The researchers are already working on next-generation antidepressants that would be delivered in a way that keeps the drug in the intestine, reducing systemic exposure. “Our findings indicate that we may be able to treat a mother’s depression or anxiety effectively without exposing the child,” Ansorge said, “and we are working on drug delivery technology that will hopefully help us achieve that.”
Margolis emphasized that the study is not intended to change clinical practice today. Instead, it is a call for more research on how antidepressants affect the gut, especially during development. “These are not clinical guidelines,” she said. “Rather, they are a call that more research is needed on the connection between SSRIs, serotonin, and the gut. It’s recommended that mothers and providers together consider treatment options that have been shown to be successful, including medications and cognitive behavioral therapy.”
This research adds to growing interest in the gut-brain connection—a field that has revealed how gut bacteria, immune signals, and hormones interact with the nervous system. The idea that mood can be regulated from the gut opens new opportunities to improve mental health with fewer risks. If future clinical trials confirm these findings, we may see a new class of antidepressants designed to work where most of the body’s serotonin is made—not in the brain, but in the gut.

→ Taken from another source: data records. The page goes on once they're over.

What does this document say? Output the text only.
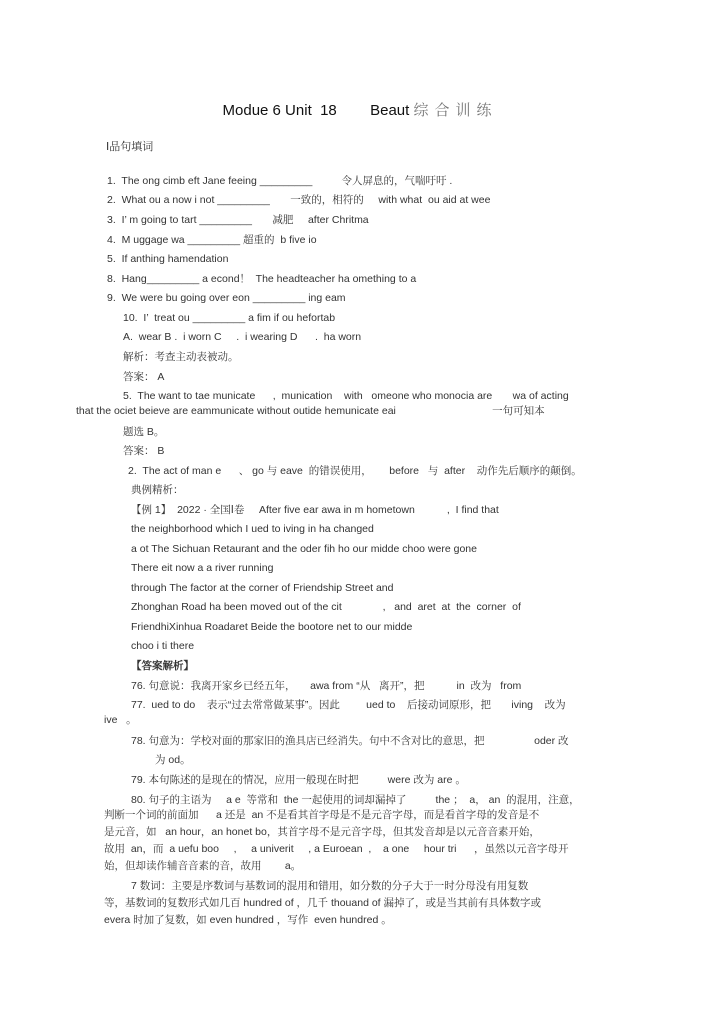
Modue 6 Unit  18        Beaut 综合训练
Ⅰ品句填词
1.  The ong cimb eft Jane feeing _________          令人屏息的，气喘吁吁 .
2.  What ou a now i not _________       一致的，相符的     with what  ou aid at wee
3.  I’ m going to tart _________       减肥     after Chritma
4.  M uggage wa _________ 超重的  b five io
5.  If anthing hamendation
8.  Hang_________ a econd！  The headteacher ha omething to a
9.  We were bu going over eon _________ ing eam
10.  I’  treat ou _________ a fim if ou hefortab
A.  wear B .  i worn C     .  i wearing D      .  ha worn
解析：考查主动表被动。
答案： A
5.  The want to tae municate      ,  munication    with   omeone who monocia are       wa of acting
that the ociet beieve are eammunicate without outide hemunicate eai                                 一句可知本
题选 B。
答案： B
2.  The act of man e      、 go 与 eave  的错误使用，      before   与  after    动作先后顺序的颠倒。
典例精析：
【例 1】  2022 · 全国Ⅰ卷     After five ear awa in m hometown           ,  I find that
the neighborhood which I ued to iving in ha changed
a ot The Sichuan Retaurant and the oder fih ho our midde choo were gone
There eit now a a river running
through The factor at the corner of Friendship Street and
Zhonghan Road ha been moved out of the cit              ,   and  aret  at  the  corner  of
FriendhiXinhua Roadaret Beide the bootore net to our midde
choo i ti there
【答案解析】
76. 句意说：我离开家乡已经五年，     awa from “从   离开”，把           in  改为   from
77.  ued to do    表示“过去常常做某事”。因此         ued to    后接动词原形，把       iving    改为
ive   。
78. 句意为：学校对面的那家旧的渔具店已经消失。句中不含对比的意思，把                 oder 改
为 od。
79. 本句陈述的是现在的情况，应用一般现在时把          were 改为 are 。
80. 句子的主语为     a e  等常和  the 一起使用的词却漏掉了          the ；  a， an  的混用，注意，
判断一个词的前面加      a 还是  an 不是看其首字母是不是元音字母，而是看首字母的发音是不
是元音，如   an hour，an honet bo，其首字母不是元音字母，但其发音却是以元音音素开始，
故用  an，而  a uefu boo     ,     a univerit     , a Euroean  ,    a one     hour tri      ，虽然以元音字母开
始，但却读作辅音音素的音，故用        a。
7 数词：主要是序数词与基数词的混用和错用，如分数的分子大于一时分母没有用复数
等，基数词的复数形式如几百 hundred of ，几千 thouand of 漏掉了，或是当其前有具体数字或
evera 时加了复数，如 even hundred ，写作  even hundred 。
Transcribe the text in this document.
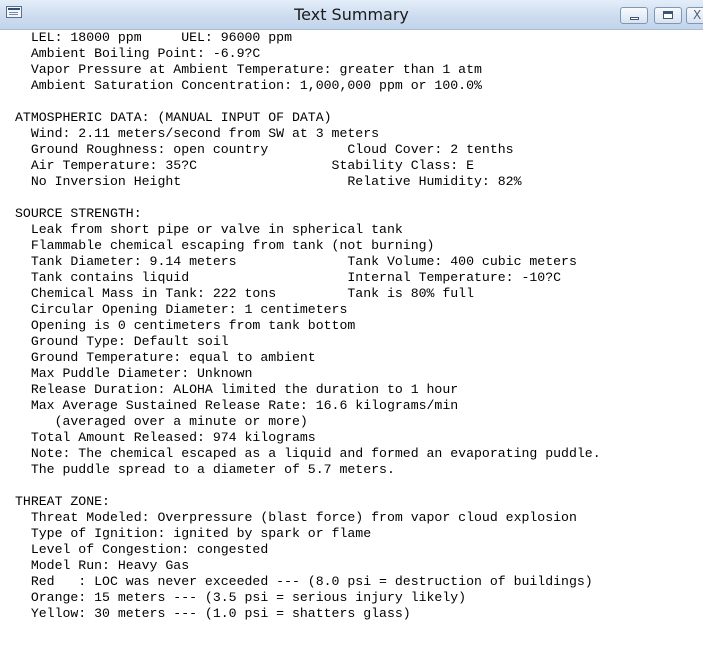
Text Summary	X
LEL: 18000 ppm     UEL: 96000 ppm
Ambient Boiling Point: -6.9?C
Vapor Pressure at Ambient Temperature: greater than 1 atm
Ambient Saturation Concentration: 1,000,000 ppm or 100.0%
ATMOSPHERIC DATA: (MANUAL INPUT OF DATA)
Wind: 2.11 meters/second from SW at 3 meters
Ground Roughness: open country          Cloud Cover: 2 tenths
Air Temperature: 35?C                 Stability Class: E
No Inversion Height                     Relative Humidity: 82%
SOURCE STRENGTH:
Leak from short pipe or valve in spherical tank
Flammable chemical escaping from tank (not burning)
Tank Diameter: 9.14 meters              Tank Volume: 400 cubic meters
Tank contains liquid                    Internal Temperature: -10?C
Chemical Mass in Tank: 222 tons         Tank is 80% full
Circular Opening Diameter: 1 centimeters
Opening is 0 centimeters from tank bottom
Ground Type: Default soil
Ground Temperature: equal to ambient
Max Puddle Diameter: Unknown
Release Duration: ALOHA limited the duration to 1 hour
Max Average Sustained Release Rate: 16.6 kilograms/min
(averaged over a minute or more)
Total Amount Released: 974 kilograms
Note: The chemical escaped as a liquid and formed an evaporating puddle.
The puddle spread to a diameter of 5.7 meters.
THREAT ZONE:
Threat Modeled: Overpressure (blast force) from vapor cloud explosion
Type of Ignition: ignited by spark or flame
Level of Congestion: congested
Model Run: Heavy Gas
Red   : LOC was never exceeded --- (8.0 psi = destruction of buildings)
Orange: 15 meters --- (3.5 psi = serious injury likely)
Yellow: 30 meters --- (1.0 psi = shatters glass)
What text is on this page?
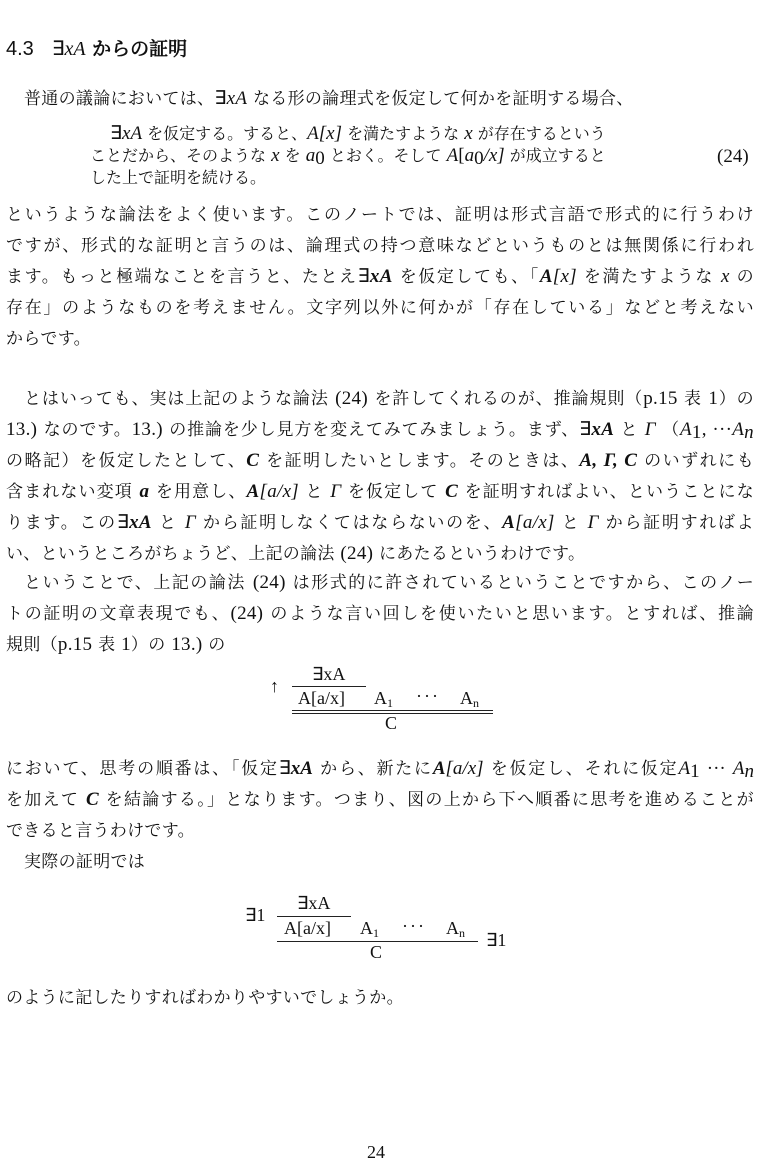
4.3 ∃xA からの証明
普通の議論においては、∃xA なる形の論理式を仮定して何かを証明する場合、
∃xA を仮定する。すると、A[x] を満たすような x が存在するという
ことだから、そのような x を $a_0$ とおく。そして $A[a_0/x]$ が成立すると
した上で証明を続ける。
(24)
というような論法をよく使います。このノートでは、証明は形式言語で形式的に行うわけ
ですが、形式的な証明と言うのは、論理式の持つ意味などというものとは無関係に行われ
ます。もっと極端なことを言うと、たとえ∃xA を仮定しても、「A[x] を満たすような x の
存在」のようなものを考えません。文字列以外に何かが「存在している」などと考えない
からです。
とはいっても、実は上記のような論法 (24) を許してくれるのが、推論規則（p.15 表 1）の
13.) なのです。13.) の推論を少し見方を変えてみてみましょう。まず、∃xA と Γ （$A_1$, $\cdot\cdot\cdot A_n$
の略記）を仮定したとして、C を証明したいとします。そのときは、A, Γ, C のいずれにも
含まれない変項 a を用意し、A[a/x] と Γ を仮定して C を証明すればよい、ということにな
ります。この∃xA と Γ から証明しなくてはならないのを、A[a/x] と Γ から証明すればよ
い、というところがちょうど、上記の論法 (24) にあたるというわけです。
ということで、上記の論法 (24) は形式的に許されているということですから、このノー
トの証明の文章表現でも、(24) のような言い回しを使いたいと思います。とすれば、推論
規則（p.15 表 1）の 13.) の
↑
∃xA
A[a/x] $A_1$ ··· $A_n$
C
において、思考の順番は、「仮定∃xA から、新たにA[a/x] を仮定し、それに仮定$A_1$ ··· $A_n$
を加えて C を結論する。」となります。つまり、図の上から下へ順番に思考を進めることが
できると言うわけです。
実際の証明では
∃1
∃xA
A[a/x] $A_1$ ··· $A_n$
C
∃1
のように記したりすればわかりやすいでしょうか。
24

The study, “Intestinal epithelial serotonin as a novel target for treating disorders of gut-brain interaction and mood,” was authored by Lin Y. Hung, Nuno D. Alves, Andrew Del Colle, Ardesheer Talati, Sarah A. Najjar, Virginie Bouchard, Virginie Gillet, Yan Tong, Zixing Huang, Kirsteen N. Browning, Jialiang Hua, Ying Liu, James O. Woodruff, Daniel Juarez, Melissa Medina, Jonathan Posner, Raquel Tonello, Nazli Yalcinkaya, Narek Israelyan, Roey Ringel, Letao Yang, Kam W. Leong, Mu Yang, Ji Ying Sze, Tor Savidge, Jay Gingrich, Robert J. Shulman, Michael D. Gershon, Annie Ouellet, Larissa Takser, Mark S. Ansorge, and Kara Gross Margolis.